The answer to this question depends upon whether the marriage is invalid or valid.
If the marriage is valid (either certainly valid or putatively valid), then the children are legitimate, even if the marriage is subsequently annuled:
Canon 1137 The children conceived or born of a valid or putative[ly valid] marriage are legitimate.
Expressed negatively: If "children [are not] conceived or born of a valid or putative[ly valid] marriage," then they are illegitimate.
The canonist Charles Augustine, O.S.B., D.D.—commentating on 1917 Code canon 1174, which corresponds to the 1983 Code canon 1137—writes in his A Commentary on the New Code of Canon Law book 3, vol. 5, p. 332:
But legitimacy always requires a marriage, whether certainly or putatively valid. A marriage is certainly valid if contracted without an invalidating impediment and according to the form prescribed by the Church. A putatively valid marriage is one contracted with due observance of the prescribed form, but with an invalidating impediment, the existence of which is unknown to one of the parties.

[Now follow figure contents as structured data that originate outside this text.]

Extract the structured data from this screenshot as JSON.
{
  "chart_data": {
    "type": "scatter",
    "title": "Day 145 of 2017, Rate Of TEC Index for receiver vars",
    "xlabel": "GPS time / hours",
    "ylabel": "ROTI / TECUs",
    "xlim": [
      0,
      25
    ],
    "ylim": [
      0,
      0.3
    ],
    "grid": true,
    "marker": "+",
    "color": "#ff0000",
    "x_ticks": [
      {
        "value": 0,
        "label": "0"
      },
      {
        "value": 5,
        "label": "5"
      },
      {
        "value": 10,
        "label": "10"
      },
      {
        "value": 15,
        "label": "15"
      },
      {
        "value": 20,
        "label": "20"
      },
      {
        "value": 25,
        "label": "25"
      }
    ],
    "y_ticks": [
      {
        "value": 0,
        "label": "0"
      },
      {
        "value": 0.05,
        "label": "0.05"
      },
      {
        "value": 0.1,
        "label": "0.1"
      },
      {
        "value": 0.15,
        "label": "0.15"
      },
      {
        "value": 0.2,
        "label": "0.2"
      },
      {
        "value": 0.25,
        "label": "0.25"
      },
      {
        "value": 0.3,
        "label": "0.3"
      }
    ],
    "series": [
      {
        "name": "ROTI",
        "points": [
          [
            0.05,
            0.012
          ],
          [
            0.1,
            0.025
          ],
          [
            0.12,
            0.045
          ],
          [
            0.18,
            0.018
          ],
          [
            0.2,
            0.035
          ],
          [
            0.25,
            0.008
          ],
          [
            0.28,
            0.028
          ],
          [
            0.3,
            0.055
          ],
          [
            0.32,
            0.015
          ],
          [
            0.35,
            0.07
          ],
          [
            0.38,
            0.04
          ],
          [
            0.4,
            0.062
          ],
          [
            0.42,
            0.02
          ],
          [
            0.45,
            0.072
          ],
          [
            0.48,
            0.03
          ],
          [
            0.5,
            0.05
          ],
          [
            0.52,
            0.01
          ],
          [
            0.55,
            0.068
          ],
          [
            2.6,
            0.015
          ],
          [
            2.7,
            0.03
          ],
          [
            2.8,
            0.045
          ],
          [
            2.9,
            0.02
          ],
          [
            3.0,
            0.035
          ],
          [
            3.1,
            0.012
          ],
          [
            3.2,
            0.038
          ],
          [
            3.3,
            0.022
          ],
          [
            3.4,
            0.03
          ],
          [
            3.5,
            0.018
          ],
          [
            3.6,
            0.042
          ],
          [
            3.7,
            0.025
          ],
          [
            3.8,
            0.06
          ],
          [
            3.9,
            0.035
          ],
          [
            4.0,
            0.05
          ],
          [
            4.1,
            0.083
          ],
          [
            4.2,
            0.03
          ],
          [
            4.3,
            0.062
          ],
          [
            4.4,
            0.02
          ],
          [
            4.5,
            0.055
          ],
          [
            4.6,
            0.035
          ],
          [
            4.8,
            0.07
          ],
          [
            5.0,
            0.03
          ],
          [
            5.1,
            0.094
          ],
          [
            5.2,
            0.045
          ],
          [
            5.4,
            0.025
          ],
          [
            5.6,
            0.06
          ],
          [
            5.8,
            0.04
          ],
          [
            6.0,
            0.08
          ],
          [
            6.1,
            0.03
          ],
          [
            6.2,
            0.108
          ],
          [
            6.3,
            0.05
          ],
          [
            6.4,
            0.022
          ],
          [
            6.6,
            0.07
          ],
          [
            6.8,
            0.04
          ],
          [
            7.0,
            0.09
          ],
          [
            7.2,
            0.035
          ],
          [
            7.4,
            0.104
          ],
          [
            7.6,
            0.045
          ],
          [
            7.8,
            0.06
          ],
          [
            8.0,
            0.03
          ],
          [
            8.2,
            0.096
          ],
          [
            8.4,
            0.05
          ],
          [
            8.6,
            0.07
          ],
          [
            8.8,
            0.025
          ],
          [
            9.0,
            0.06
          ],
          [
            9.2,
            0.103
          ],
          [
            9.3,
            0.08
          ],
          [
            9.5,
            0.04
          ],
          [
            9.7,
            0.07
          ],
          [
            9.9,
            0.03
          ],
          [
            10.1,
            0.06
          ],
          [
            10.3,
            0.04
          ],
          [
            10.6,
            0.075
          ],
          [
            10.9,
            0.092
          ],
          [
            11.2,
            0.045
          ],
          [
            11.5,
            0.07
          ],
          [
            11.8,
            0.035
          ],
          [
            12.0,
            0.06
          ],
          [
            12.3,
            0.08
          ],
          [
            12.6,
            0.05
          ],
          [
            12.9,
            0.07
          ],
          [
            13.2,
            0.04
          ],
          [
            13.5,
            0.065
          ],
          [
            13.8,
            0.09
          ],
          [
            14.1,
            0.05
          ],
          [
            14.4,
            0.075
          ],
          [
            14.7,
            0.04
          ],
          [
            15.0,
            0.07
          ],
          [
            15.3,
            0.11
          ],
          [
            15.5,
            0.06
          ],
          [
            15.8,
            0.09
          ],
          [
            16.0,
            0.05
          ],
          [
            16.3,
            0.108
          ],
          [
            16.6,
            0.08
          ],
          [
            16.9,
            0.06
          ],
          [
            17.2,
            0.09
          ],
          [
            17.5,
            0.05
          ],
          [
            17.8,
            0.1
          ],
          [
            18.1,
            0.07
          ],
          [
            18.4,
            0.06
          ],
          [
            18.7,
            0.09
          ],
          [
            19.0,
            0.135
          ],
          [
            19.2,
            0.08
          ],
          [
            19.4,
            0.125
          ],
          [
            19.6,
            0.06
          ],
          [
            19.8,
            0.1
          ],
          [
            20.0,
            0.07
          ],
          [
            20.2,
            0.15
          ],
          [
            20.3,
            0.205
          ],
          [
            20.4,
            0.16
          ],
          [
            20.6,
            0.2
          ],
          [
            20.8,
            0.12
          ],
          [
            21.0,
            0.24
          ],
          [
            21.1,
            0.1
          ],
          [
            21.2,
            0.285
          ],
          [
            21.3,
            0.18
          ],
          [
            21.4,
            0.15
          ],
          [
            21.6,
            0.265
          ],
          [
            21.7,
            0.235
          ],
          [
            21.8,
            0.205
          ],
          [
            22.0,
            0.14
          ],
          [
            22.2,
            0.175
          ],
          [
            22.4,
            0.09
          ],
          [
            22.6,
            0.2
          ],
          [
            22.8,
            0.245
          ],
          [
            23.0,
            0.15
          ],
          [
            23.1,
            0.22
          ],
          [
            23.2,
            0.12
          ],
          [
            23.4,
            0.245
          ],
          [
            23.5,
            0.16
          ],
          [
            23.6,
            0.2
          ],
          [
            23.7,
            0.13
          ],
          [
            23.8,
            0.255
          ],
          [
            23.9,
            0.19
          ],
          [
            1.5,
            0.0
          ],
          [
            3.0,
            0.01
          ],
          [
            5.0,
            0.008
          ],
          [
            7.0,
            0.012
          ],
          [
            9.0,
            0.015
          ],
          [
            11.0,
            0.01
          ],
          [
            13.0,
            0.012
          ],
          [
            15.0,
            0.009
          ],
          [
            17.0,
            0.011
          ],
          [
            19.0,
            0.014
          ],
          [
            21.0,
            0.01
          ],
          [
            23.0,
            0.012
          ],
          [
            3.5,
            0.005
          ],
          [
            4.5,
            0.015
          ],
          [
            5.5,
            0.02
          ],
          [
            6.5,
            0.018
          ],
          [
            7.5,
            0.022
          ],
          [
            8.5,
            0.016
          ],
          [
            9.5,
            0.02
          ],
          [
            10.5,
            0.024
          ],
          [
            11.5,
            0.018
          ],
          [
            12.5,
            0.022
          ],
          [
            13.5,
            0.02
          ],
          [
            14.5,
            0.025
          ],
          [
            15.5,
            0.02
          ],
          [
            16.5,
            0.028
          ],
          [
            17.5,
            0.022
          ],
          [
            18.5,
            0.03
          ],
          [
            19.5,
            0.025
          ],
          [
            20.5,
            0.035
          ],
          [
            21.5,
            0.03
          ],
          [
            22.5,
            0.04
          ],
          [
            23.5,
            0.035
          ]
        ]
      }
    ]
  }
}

The New Commentary on the Code of Canon Law p. 1259, published in 2000, also describes how "putative marriage" in Canon 1137 specifically means a "putatively valid marriage":
For a marriage to be considered putative, it must have been celebrated according to the required form and, therefore, have the appearance of a marriage. Thus, when a Catholic enters marriage without observing the canonical form and without being dispensed from its observance, the attempted marriage is not considered putative but simply invalid. If, however, the canonical form was observed but was substantially defective (e.g., the official minister was not properly delegated), the marriage would be considered putative.
The most significant effect of a putative marriage is that any children born of it are considered legitimate, even if it is subsequently declared invalid (c. 1137). A putative marriage also enjoys the favor of the law. It remains putative until both spouses become certain of its nullity. Thus, the spouses' doubts, even grave doubts, about the validity of their marriage are not sufficient to deprive it of its status as putative. The spouses on their own may become certain of the invalidity of their marriage because of an impediment. However, most couples become certain that their marriage was invalid because of a defect of consent only through the decision of a church tribunal.